Favorisez-vous la programmation de concerts de chambre ?
Cela parait logique, en effet. Ce devrait être une priorité, cependant nous n’avons pas pu le faire durant la saison passée, à cause de soucis financiers. Mais on y travaille ! Aujourd’hui, à la Philharmonie de Paris, toute neuve, dont nous sommes l’hôte depuis une semaine, ces moments chambristes vont reprendre, et je m’en réjouis. La Philharmonie est un espace à tout faire, une sorte de boîte à surprises, si vous voulez. Alors cette ville possède désormais un endroit où l’on peut tout faire, avec les différentes formations et configurations ; des choses énormes avec grand chœur et orchestre, des effectifs Mozart, etc. Pour un orchestre, la pratique chambriste est très importante, vous avez raison. C’est un moment qui enrichit beaucoup l’expérience des musiciens.
Comment se passe ce partenariat avec la Philharmonie ?
Nous sommes très contents d’être l’un des orchestres qu’elle s’associe, bien sûr ! Notre résidence est l’Île-de-France, mais voilà que nous avons aussi un toit dans Paris. C’est une reconnaissance du travail fait ces dernières années par l’ONDIF, travail effectué par tous les musiciens, par mon prédécesseur, par Mme Voisin, notre directrice générale, qui a une énergie et une présence incroyables. Je mets tout mon cœur et toute mon âme dans ce que je fais avec l’orchestre. Je me suis installé à Paris afin d’être plus proche encore de l’orchestre et de ses musiciens, de leur quotidien et de leur ville. Si vous voulez connaître Paris, savoir comment on y vit, il vous suffit de prendre le métro, et voir les affiches dans les stations, observer le comportement des gens, leurs réactions face à des musiciens dans les rames, sur les quais ou à la croisée des correspondances. Car il y a de la musique, dans le métro !

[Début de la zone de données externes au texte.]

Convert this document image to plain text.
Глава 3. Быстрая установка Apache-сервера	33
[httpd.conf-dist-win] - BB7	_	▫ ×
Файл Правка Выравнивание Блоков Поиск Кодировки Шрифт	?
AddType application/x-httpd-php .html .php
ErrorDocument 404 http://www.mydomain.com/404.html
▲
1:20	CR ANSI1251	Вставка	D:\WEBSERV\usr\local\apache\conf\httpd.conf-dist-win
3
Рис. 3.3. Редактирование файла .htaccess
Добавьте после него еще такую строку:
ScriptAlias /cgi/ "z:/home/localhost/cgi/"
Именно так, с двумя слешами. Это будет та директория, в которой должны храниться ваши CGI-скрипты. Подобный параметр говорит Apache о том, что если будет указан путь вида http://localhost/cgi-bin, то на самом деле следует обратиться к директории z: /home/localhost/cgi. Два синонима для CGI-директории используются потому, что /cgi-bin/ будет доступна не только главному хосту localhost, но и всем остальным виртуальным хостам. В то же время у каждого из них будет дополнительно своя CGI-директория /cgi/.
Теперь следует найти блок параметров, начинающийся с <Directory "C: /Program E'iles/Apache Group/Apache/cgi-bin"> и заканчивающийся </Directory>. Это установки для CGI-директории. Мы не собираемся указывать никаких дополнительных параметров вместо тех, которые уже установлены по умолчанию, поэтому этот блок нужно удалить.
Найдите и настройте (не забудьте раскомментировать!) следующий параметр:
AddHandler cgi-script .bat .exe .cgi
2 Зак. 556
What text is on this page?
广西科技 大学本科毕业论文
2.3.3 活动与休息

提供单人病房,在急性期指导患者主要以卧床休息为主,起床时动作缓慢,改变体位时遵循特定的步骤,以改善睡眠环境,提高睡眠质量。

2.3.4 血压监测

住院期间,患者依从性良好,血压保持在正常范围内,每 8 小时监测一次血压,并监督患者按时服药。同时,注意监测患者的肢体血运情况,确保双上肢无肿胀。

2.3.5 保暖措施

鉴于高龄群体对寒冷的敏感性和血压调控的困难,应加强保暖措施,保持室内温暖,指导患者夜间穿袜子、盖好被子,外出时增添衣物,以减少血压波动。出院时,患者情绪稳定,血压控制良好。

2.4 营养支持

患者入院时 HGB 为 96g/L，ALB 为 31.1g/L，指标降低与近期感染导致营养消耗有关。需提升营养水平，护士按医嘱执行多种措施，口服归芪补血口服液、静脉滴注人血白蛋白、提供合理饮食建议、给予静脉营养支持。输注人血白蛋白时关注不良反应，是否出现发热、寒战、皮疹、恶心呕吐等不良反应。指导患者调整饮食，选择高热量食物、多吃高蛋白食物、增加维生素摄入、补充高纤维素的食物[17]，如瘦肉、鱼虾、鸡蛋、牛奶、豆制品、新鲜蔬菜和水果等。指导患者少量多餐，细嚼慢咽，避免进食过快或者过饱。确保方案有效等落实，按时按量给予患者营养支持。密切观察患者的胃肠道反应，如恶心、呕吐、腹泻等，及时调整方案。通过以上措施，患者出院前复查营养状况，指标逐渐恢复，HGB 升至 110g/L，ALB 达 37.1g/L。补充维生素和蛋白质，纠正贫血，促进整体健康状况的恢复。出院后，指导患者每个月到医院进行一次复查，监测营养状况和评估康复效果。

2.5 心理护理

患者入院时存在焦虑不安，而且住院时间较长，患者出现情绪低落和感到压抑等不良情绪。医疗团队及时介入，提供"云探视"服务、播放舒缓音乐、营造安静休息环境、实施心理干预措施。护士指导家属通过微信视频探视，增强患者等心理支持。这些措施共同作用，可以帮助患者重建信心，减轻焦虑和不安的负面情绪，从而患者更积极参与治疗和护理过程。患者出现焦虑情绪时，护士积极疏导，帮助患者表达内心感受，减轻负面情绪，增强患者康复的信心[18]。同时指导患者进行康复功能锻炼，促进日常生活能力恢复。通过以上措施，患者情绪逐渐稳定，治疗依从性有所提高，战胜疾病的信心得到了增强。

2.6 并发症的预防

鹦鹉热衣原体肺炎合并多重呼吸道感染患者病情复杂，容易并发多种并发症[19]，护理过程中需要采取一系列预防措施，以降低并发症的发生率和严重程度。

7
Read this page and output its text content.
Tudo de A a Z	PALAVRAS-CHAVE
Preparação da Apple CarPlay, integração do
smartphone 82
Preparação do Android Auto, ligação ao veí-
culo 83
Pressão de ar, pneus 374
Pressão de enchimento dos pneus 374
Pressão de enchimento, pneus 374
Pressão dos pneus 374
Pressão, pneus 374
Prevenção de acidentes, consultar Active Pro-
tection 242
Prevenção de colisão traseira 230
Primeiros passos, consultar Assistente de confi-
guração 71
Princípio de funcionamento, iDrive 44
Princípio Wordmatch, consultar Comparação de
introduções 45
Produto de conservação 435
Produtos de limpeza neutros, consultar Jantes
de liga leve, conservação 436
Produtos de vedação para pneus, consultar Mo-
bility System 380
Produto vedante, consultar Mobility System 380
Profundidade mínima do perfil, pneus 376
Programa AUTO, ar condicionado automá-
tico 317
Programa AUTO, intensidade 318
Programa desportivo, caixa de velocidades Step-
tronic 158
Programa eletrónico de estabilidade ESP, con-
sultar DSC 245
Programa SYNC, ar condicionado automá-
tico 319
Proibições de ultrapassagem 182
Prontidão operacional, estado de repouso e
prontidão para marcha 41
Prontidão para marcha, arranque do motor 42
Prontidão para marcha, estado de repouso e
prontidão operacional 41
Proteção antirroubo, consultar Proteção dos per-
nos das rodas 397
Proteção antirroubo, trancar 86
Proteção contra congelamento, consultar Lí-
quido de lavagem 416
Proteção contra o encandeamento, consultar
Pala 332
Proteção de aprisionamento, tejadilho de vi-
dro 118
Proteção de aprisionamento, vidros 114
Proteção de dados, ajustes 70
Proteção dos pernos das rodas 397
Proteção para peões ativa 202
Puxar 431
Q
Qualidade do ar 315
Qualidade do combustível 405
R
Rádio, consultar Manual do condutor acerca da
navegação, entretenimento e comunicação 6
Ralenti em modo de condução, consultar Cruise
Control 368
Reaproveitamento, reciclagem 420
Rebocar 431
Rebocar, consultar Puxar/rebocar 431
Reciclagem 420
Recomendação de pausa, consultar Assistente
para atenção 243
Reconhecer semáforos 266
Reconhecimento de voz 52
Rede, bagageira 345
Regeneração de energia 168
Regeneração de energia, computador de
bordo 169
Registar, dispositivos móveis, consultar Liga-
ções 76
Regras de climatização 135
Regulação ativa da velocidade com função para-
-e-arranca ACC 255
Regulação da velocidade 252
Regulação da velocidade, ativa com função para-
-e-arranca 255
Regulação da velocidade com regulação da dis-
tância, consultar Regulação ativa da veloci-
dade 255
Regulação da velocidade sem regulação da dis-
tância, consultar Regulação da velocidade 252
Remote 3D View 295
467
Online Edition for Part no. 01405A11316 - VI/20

Le XIe arrondissement où je vis me plait beaucoup : il est tellement riche de son métissage, balancé entre l’immobilisme de la bourgeoisie de l’ouest de Paris et l’instabilité de la périphérie. La France m’a beaucoup apporté, vous savez. J’ai commencé toute mon histoire de chef avec René Kœring au Festival de Radio France et Montpellier Languedoc-Roussillon, alors… C’est là que j’ai connu les autres grandes phalanges françaises, comme le Philhar’ ou l’Orchestre national de France, avec lesquels je me suis produit. Finalement, je me trouve une identité avec les Français, maintenant. C’est important, parce que l’artiste d’un certain niveau passe son temps dans les avions, jusqu’à devenir une sorte de nomade. J’ai la chance d’avoir plusieurs maisons, puisqu’il y a Glyndebourne où j’ai dirigé sept opéras en neuf éditions du festival, mais aussi la Deutsche Oper de Berlin où j’ai souvent joué, où je retrouve beaucoup d’amis. J’y dirige maintenant un cycle Meyerbeer – il a commencé en septembre dernier avec Dinorah, en partenariat avec le Palazzetto Bru Zane (Centre de musique romantique française de Venise), il se poursuivra au début de la saison prochaine avec L’Africaine, puis il y aura Le prophète (2018). Même avec ces deux ports d’attache en Allemagne et en Angleterre, Paris c’est chez moi, après avoir quitté l’Italie il y a près de quinze ans. C’est important de partager une ville avec mes musiciens. Partager, c’est le maître-mot, pour moi. Lorsque je dirige, j’ai des sensations très fortes que je dois transmettre. Sous une partition il y a une dramaturgie non écrite, une histoire tue, même dans une symphonie de Brahms, sans doute la chose la plus symphonique et la moins narrative. La Symphonie du Nouveau Monde (Dvořák), c’est déjà une histoire en soi, mais Brahms, c’est juste idéal ; pourtant, il y a bien une dramaturgie secrète. Aujourd’hui, nous avons travaillé les Sea Interludes de Britten ; j’ai échangé beaucoup d’images avec les musiciens, puisque le mouvement de la mer est dans la pression de l’archet sur la corde.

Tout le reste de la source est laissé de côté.